Did you know suicide was found to be the 5th most common cause of death both during pregnancy and 6 weeks after birth? That’s 1 in 6 women.
In 2018, a study found suicide was the leading cause of death during the first year after pregnancy. 91% of new mothers experience intrusive thoughts.
Postnatal depression affects more than 1 in 10 women in the first year post-birth. It definitely affected me. I felt safe in my home but overwhelmed by the confines of 4 walls. I loved spending time with friends and family, but was quickly exhausted by it. My patience wore thin all the time. I felt overwhelmed by being touched, suffocated by clothes being just slightly too tight, even physically seeing people rush around made me grit my teeth.
I was 1 in 10.
The months following the birth of my son I felt like a completely different person, the old part of me watching in disgust of the person I had become. Postnatal depression affected everything from my sleep to the way I ate. I craved ‘feel good’ foods constantly and I put on a lot of weight very quickly. I’d tuck into my fourth chocolate bar whilst simultaneously telling myself I was disgusting and I didn’t deserve to eat. I didn’t have the energy (physically or mentally) to cook a proper meal.

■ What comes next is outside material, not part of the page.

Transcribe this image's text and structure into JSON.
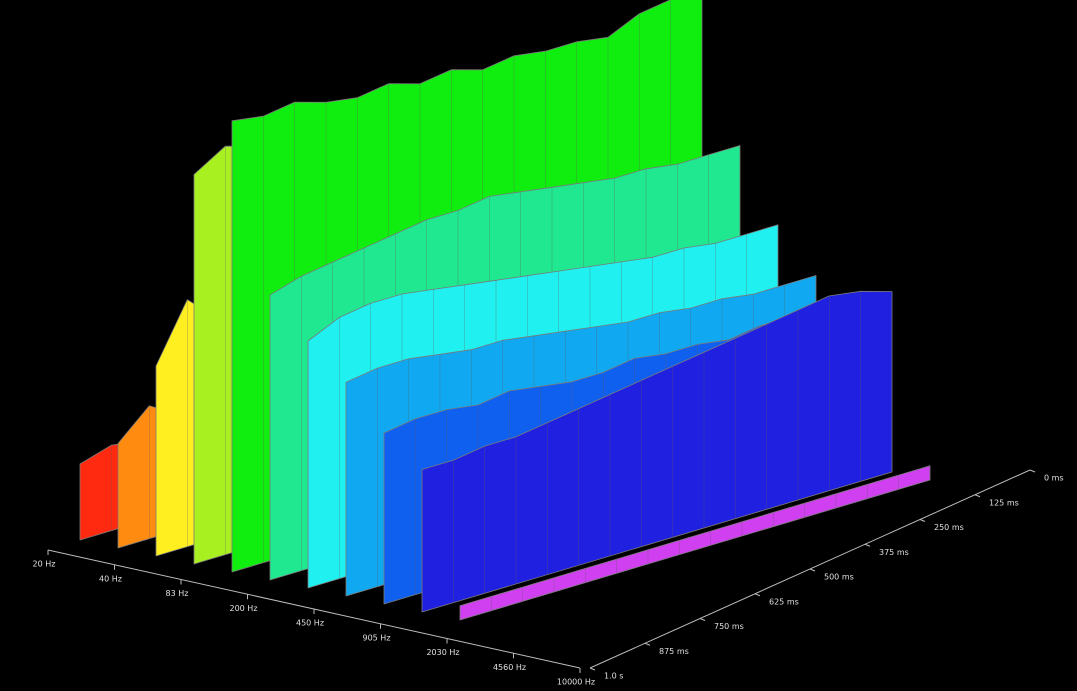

My hair fell out and left me with bold patches. I cried every day, multiple times a day. Sometimes I even felt angry when Tristan was ready for a feed. This was magnified during cluster-feeding periods where I was sick and tired of being touched or even having somebody sit too close to me. I both loved and hated my new life.
I felt lonely all the time. I could easily go days only jabbering away to Tristan in that overenthusiastic, over excitable mum voice that would get his attention and make him smile. I got a lot of my socialisation from my job and all of a sudden there I was, talking my non-speaking, non-understanding child through what we were doing throughout the day. Very little adult conversation or interactions. I felt trapped and suffocated at home, yet I struggled to leave the house and any time I stepped out of the front door I felt like my chest would cave in and I couldn’t get enough air in my lungs. I just wanted to go to sleep and never wake up.
During my pregnancy, I had more appointments than I could count. I saw a midwife every 3-5 weeks, I saw doctors, mental health nurses and cardiologists. Postpartum, I had very few.
Reach out to your friends, family members, coworkers, even your neighbours. Ask them how their baby is, but also focus on how they are doing. How do they feel?